A geometric approach to the compressed shift operator on the Hardy space over the bidisk
Yufeng Lu, Yixin Yang, Chao Zu
TL;DR
The work develops a geometric framework for the compressed shift $S_z$ on $H^2(\mathbb{D}^2)$, using Beurling-type and polynomial quotient modules to illuminate spectral and subspace structure. It introduces generalized Cowen-Douglas operators and ties operator reducibility to the reducibility of associated kernel-space bundles, yielding precise criteria for when $S_z^*$ belongs to the Cowen-Douglas class and when $S_z$ is reducible.
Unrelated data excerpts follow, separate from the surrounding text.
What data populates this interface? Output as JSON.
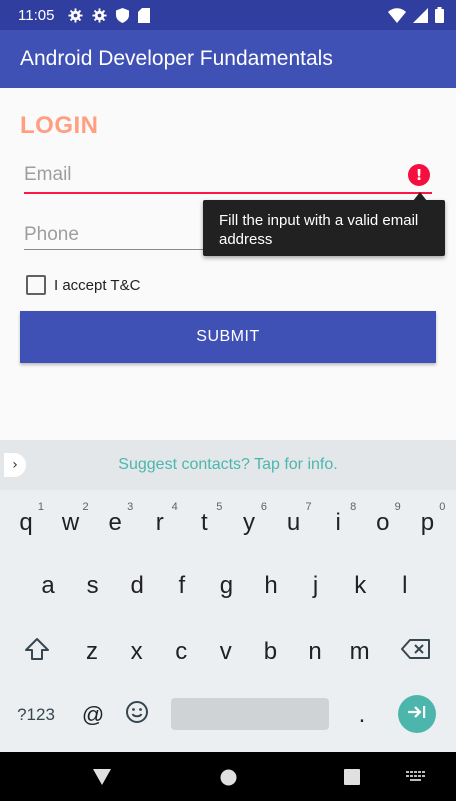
{
  "status_bar": {
    "time": "11:05",
    "left_icons": [
      "settings-icon",
      "settings-icon",
      "shield-icon",
      "sd-card-icon"
    ],
    "right_icons": [
      "wifi-icon",
      "signal-icon",
      "battery-icon"
    ]
  },
  "app_bar": {
    "title": "Android Developer Fundamentals"
  },
  "form": {
    "title": "LOGIN",
    "email_placeholder": "Email",
    "phone_placeholder": "Phone",
    "error_message": "Fill the input with a valid email address",
    "checkbox_label": "I accept T&C",
    "checkbox_checked": false,
    "submit_label": "SUBMIT"
  },
  "keyboard": {
    "suggestion": "Suggest contacts? Tap for info.",
    "row1": [
      {
        "k": "q",
        "h": "1"
      },
      {
        "k": "w",
        "h": "2"
      },
      {
        "k": "e",
        "h": "3"
      },
      {
        "k": "r",
        "h": "4"
      },
      {
        "k": "t",
        "h": "5"
      },
      {
        "k": "y",
        "h": "6"
      },
      {
        "k": "u",
        "h": "7"
      },
      {
        "k": "i",
        "h": "8"
      },
      {
        "k": "o",
        "h": "9"
      },
      {
        "k": "p",
        "h": "0"
      }
    ],
    "row2": [
      "a",
      "s",
      "d",
      "f",
      "g",
      "h",
      "j",
      "k",
      "l"
    ],
    "row3": [
      "z",
      "x",
      "c",
      "v",
      "b",
      "n",
      "m"
    ],
    "symbols_label": "?123",
    "at_label": "@",
    "period_label": ".",
    "emoji_icon": "emoji-icon",
    "shift_icon": "shift-icon",
    "backspace_icon": "backspace-icon",
    "enter_icon": "next-arrow-icon"
  },
  "nav_bar": {
    "icons": [
      "back-icon",
      "home-icon",
      "recents-icon",
      "keyboard-switch-icon"
    ]
  },
  "colors": {
    "primary": "#3f51b5",
    "primary_dark": "#303f9f",
    "login_title": "#ff9e80",
    "error": "#ff1744",
    "keyboard_accent": "#4db6ac"
  }
}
The authors provide spectral descriptions, explicit kernel-structure formulas, and reducing-subspace decompositions for rational inner and polynomial quotient settings, including the canonical case $p=z^m-w^n$ and $(z-w)^n$. This geometric-operator-theoretic approach clarifies how zero-set projections govern both spectrum and reducibility, with concrete consequences for the von Neumann algebra $V^*(S_z)$ and for polynomial quotient modules. The results have implications for model-theoretic perspectives on multivariable Hardy spaces and for understanding invariant and reducing subspaces in structured operator contexts.
Abstract
This paper studies the compressed shift operator $S_z$ on the Hardy space over the bidisk via the geometric approach. We calculate the spectrum and essential spectrum of $S_z$ on the Beurling type quotient modules induced by rational inner functions, and give a complete characterization for $S_z^*$ to be a Cowen-Douglas operator. Then we extend the concept of Cowen-Douglas operator to be the generalized Cowen-Douglas operator, and show that $S_z^*$ is a generalized Cowen-Douglas operator. Moreover, we establish the connection between the reducibility of the Hermitian holomorphic vector bundle induced by kernel spaces and the reducibility of the generalized Cowen-Douglas operator. By using the geometric approach, we study the reducing subspaces of $S_z$ on certain polynomial quotient modules.